Another problem with this data-centric life and controlled intelligence is the new forms of monopolies it would create. Already, data has been a new tool of colonisation. During the earlier Cold War, when the major powers developed their nuclear weapons, they brought in treaties on test bans to impose the nuclear apartheid. Suddenly, they realised that the usage of nuclear weapons was a recipe for Mutually Assured Destruction (MAD). The absurd dependence on technology-driven intelligence is suicidal for human intelligence. Still, all the countries are mindlessly investing in the same. Ethical AI is the new argument that denies other countries the ability to develop competitive foundational models of AI. The double standards of the so-called developed countries to ensure technology dependence and unregulated profit-making from the world is nothing but a new form of colonisation. The Global South must come together and ensure that AI is accessible to all and implemented for the good of humankind. If we do not provide free data through blind usage, the foundational platforms would be useless.
The concept of state sovereignty is facing multiple challenges in the present world. Social media platforms and international NGOs are already being misused to interfere in other countries with clandestine intentions. The absurd spread of AI technology through mobile phones would make it more challenging to secure democratic spaces with sovereign legal controls.
The biggest question is of human consciousness and emotions. We can artificially train machines to shape all dimensions of our lives – economic, political and social. Can it replace our emotions and relationships as well? Due to the belief in Bharatiya thinking, Prime Minister Narendra Modi exuded confidence in human intelligence. While addressing the Paris Summit, he said, “Some people worry about machines becoming superior in intelligence to humans. But, no one holds the key to our collective future and shared destiny other than us humans”. Bharatiya way of seeing life – as the expansion of consciousness and not just meant for material advancement – can lead us to a spiritualisation of technology. We need not discard Artificial Intelligence as a technological advancement but find ways to use it judiciously.

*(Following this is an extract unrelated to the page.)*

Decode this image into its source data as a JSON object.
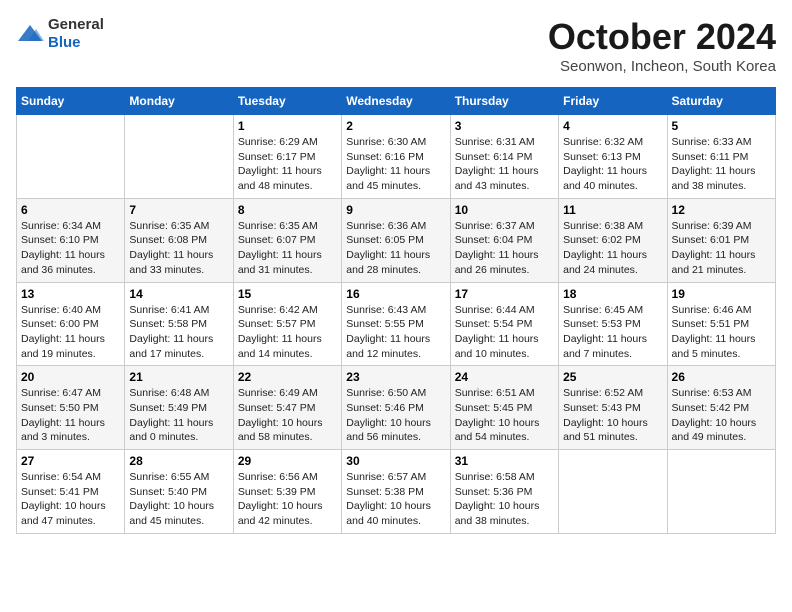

Spirituality and science are both universal and two sides of the same coin. They are meant to navigate life as part of nature and not above nature. The space of Artificial Intelligence would engulf humanity in the new Cold War based on data manipulation and monopolisation. Bharatiya thought process of spiritualising technology is the only way forward to face this ‘evolutionary crisis’ identified by Sri Aurobindo. Yes, Bharat must invest and prepare itself for the emerging AI competition. At the same time, our spiritual ingenuity should be quest to integrate knowledge that would bridge technological advancement with human consciousness.